Thank you for your thorough rebuttal to my original concerns. It is important to me that the authors commit to improving the figures (even if they are moved to the Appendix), and the readability of the manuscript for the camera-ready version. Moreover, it would be beneficial if the authors can include significance results in Table 1. Other than that, I want to thank the authors for addressing my concerns, and I have increased my score to reflect their improvements of the manuscript.
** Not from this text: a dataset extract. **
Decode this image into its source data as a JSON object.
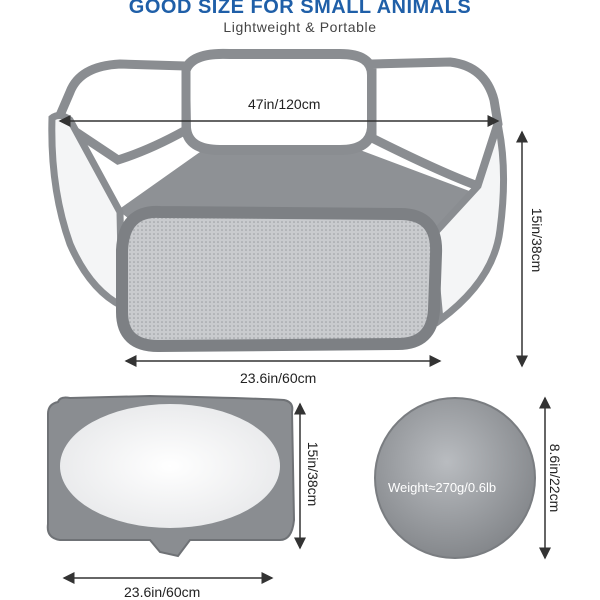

评论- Appreciate the thoughtful feedback

2025-08-04

Thank you very much for your thoughtful feedback that really helped to improve this paper and we also thank for increasing your score. All suggestions will be reflected in the final version.

最终决定Accept (poster)

2025-09-17

This paper proposes D2SA, a dual-stage test-time adaptation framework for MRI reconstruction, designed to improve robustness under distribution shifts. The method is evaluated across five scenarios: anatomy, modality, acceleration, SNR, and sampling, showing consistent gains over existing TTA baselines. Reviewers highlighted key strengths, including the clinical importance of tackling domain shifts, the comprehensive experimental evaluation, and the clear presentation. At the same time, they noted that the contribution feels incremental as it combines existing components. There was also a concern about the complexity of the framework, and it was initially unclear which elements drive the improvements or how robust the method is to hyperparameters and overhead. The rebuttal provided clarifications, with additional ablations, robustness analyses, and efficiency results that helped address concerns about necessity, stability, and practicality. Overall, while the conceptual novelty remains limited, the work is technically solid, carefully validated, and practically relevant. The reviewers and myself consider this a reasonable accept.